The author then shows how to use an active clamp circuit to effectively change an op-amp from an amplifier with a gain of +1.00V/V to an amplifier with a gain of -1.00V/V. Accuracy is a function of resistor matching, op-amp offset voltage, and op-amp bias current. You must also consider the frequency content of the signals being processed and compare that to the gain-bandwidth product of the op-amp.

The article, part of our SIGNAL CHAIN BASICS series, was written by Rick Downs, at the time an Applications Engineering Manager for Texas Instruments.

6 comments on “Overcoming the Problems With Precision Full-Wave Rectifiers

    March 12, 2013

    I ran the circuit through LTSpice using the LT1491 and a BAT54 diode. Works pretty well. Definitely need the rail-to-rail capability for both input and output. The one thing I noticed that are not shown in the article is that the output will dip below the reference, especially when at 2.5V, for a diode drop's worth when the input is on the negative slope transistion through the mid-value.

    Otherwise, a nice little full-wave rectifier.

  2. Brad Albing
    March 12, 2013

    I can see where it might swing one diode drop below the 2.5V reference. Is that just very short term during the “zero-crossing” (actually the 2.5V reference)?

  3. RedDerek
    March 12, 2013

    I did the simlation at 1kHz and the dip was momentary and only at the middle of the negative slope of the input (the zero crossing). I can offer the simulation file if desired, but loading up LTSpice and using the LT1491 and 1N4148 diodes in the library work well. It is a quick and easy simulation to put together. It did not seem to matter as to where the reference was, it was always at the reference value.

  4. brhans
    March 13, 2013

    Doesn't this circuit just move the saturation problem to a different area, but still suffer from it to the same extent?
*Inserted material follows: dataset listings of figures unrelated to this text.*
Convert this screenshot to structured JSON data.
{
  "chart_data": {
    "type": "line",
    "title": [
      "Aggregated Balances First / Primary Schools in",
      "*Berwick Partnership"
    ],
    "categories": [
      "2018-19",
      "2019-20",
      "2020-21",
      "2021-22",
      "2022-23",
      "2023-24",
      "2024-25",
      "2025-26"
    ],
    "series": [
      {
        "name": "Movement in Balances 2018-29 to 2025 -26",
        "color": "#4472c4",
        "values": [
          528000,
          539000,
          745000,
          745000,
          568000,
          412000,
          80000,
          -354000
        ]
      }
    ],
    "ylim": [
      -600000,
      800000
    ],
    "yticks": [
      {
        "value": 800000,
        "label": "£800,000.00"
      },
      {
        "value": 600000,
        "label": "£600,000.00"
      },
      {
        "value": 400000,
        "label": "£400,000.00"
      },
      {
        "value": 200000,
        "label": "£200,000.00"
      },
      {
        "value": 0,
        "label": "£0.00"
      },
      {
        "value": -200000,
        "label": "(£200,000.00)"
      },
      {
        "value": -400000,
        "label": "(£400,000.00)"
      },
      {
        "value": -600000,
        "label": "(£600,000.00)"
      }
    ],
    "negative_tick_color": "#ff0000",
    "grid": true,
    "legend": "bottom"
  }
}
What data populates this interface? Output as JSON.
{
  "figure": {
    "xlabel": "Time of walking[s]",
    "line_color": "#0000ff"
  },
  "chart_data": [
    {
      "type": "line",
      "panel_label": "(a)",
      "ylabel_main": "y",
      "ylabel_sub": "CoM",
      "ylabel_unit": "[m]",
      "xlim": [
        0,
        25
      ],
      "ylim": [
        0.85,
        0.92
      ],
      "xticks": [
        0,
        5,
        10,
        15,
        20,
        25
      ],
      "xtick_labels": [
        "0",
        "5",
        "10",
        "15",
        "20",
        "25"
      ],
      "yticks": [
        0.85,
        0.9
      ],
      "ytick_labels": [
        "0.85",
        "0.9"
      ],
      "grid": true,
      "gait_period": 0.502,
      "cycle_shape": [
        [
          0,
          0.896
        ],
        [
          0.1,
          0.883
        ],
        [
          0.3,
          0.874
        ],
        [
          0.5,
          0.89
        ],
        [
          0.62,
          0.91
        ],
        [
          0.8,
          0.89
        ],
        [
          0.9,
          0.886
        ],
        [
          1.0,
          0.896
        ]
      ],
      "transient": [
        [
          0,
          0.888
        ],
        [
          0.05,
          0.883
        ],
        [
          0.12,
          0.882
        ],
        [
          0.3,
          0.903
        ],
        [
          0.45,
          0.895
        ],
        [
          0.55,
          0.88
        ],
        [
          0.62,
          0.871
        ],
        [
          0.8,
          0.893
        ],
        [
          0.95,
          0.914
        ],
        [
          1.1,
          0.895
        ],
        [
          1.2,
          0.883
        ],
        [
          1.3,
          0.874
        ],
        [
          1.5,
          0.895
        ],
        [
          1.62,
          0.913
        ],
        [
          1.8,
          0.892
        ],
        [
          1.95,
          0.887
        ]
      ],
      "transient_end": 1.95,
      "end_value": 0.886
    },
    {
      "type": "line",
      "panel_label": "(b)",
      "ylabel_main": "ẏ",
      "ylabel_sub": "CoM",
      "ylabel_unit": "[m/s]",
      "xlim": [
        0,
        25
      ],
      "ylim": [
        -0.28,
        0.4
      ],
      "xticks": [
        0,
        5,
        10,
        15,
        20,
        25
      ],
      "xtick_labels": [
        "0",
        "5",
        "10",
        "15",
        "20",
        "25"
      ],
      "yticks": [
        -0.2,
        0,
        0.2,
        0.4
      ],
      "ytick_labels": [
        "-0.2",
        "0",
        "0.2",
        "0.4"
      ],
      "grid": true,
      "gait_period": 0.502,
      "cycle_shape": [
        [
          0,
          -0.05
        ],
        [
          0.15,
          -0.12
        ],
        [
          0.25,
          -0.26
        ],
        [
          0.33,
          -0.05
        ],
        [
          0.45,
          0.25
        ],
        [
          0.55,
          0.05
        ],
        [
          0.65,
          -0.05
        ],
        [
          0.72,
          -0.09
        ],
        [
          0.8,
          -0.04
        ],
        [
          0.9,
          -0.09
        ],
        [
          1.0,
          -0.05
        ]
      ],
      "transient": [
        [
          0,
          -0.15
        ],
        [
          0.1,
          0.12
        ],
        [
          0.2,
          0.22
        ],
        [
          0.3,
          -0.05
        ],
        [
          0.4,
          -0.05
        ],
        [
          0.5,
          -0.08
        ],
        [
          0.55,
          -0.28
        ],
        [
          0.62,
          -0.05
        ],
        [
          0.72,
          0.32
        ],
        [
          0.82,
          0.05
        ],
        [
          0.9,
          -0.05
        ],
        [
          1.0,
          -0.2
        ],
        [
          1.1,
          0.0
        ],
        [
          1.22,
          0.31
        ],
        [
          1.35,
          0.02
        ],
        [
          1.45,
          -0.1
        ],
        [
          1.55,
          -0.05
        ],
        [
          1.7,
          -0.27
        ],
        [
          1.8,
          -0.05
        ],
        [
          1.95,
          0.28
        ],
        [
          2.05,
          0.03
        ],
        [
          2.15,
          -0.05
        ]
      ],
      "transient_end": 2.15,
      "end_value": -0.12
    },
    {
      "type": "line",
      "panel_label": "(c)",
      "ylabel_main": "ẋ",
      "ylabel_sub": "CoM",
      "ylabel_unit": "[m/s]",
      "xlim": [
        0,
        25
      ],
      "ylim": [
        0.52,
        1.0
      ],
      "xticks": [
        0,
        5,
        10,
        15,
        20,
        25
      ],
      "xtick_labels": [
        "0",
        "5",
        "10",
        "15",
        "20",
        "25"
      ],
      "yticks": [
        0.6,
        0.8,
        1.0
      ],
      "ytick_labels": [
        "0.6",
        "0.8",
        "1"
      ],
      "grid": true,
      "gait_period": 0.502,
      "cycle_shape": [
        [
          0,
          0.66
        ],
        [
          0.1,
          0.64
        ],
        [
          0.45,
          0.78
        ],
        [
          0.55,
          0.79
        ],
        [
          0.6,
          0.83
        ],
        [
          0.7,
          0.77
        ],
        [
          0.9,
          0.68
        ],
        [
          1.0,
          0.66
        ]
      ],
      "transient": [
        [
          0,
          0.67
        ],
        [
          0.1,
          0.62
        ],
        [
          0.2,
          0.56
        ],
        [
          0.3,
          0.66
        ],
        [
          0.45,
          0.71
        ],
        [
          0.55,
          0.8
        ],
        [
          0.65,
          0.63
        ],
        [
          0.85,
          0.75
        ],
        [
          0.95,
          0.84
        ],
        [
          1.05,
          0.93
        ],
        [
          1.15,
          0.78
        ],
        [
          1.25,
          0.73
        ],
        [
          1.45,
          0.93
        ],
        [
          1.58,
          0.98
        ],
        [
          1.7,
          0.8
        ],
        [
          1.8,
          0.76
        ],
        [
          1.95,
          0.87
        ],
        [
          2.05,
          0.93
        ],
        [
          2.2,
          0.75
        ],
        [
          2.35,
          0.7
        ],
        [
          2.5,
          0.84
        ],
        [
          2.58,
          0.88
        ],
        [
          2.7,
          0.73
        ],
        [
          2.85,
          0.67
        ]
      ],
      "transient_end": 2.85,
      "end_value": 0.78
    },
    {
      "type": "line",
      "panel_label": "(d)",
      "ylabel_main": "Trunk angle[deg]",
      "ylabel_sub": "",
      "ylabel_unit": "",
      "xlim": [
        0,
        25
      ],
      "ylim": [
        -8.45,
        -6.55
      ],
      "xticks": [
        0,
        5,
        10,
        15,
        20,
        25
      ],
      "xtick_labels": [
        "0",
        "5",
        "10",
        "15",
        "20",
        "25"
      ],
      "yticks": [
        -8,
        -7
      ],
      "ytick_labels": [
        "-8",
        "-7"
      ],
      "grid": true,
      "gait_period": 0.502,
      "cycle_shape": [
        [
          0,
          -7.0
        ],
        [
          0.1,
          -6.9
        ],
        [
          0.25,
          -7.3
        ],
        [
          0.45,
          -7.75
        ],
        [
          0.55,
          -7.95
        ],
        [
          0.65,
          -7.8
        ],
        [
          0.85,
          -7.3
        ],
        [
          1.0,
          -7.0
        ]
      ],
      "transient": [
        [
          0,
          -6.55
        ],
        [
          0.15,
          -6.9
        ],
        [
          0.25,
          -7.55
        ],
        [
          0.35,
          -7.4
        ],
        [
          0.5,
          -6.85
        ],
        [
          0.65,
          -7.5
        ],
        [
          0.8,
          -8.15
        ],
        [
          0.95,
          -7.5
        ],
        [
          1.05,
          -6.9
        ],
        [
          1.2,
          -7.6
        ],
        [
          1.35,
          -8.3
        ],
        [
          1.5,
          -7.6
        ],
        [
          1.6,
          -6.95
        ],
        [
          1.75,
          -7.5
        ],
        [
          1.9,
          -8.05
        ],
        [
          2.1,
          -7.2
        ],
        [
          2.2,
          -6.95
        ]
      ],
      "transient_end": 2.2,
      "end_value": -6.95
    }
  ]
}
    For any input voltage greater than your reference, the output of U2 will swiftly swing all the way down to its negative saturation and stay there until the input returns to a value below the reference.

    The 'dip' in your observed output voltage during 'negative slope transistion through the mid-value' is very neatly explained by this as U2 takes its time to recover from negative saturaion.



  5. eafpres
    March 13, 2013

    Is it a SPICE thing or is the phase of Vin- incorrect in the figures?  It is a nifty little circuit.

  6. mtripoli
    March 13, 2013

    Interesting. I don't have the LT1461 you mention in my standard library from LT. I do have the LT1462… Nonetheless, I got the SPICE model for the OPA364 (the device shown in the original article) from TI and ran it through LTSpice; the waveforms produced are identical to what is shown in the first diagram. However, when changing the bias to 2.5V everything went to hell; the output was half-wave and not full-wave as shown. I'm not really interested enough to stop and figure out why…

    You mention using the BAT54; this is a schottky. The “original” schematic shows a 1N4148; not sure it's fair to compare between the two.

    I did some work a little while ago on these type of rectifiers. I remember looking at this (as well as about 10 others of the same ilk). I remember seeing a note about using the specific device shown as others have different CMRR, phase inversion characteristics, etc. This may account for why you see what you do. 

    EDIT: I transposed the numbers in the LT1461/91 – my mistake. I ran it again with the LT1491  and indeed do see the “dip” you see. It appears that this is one of those cases where the device itself is important.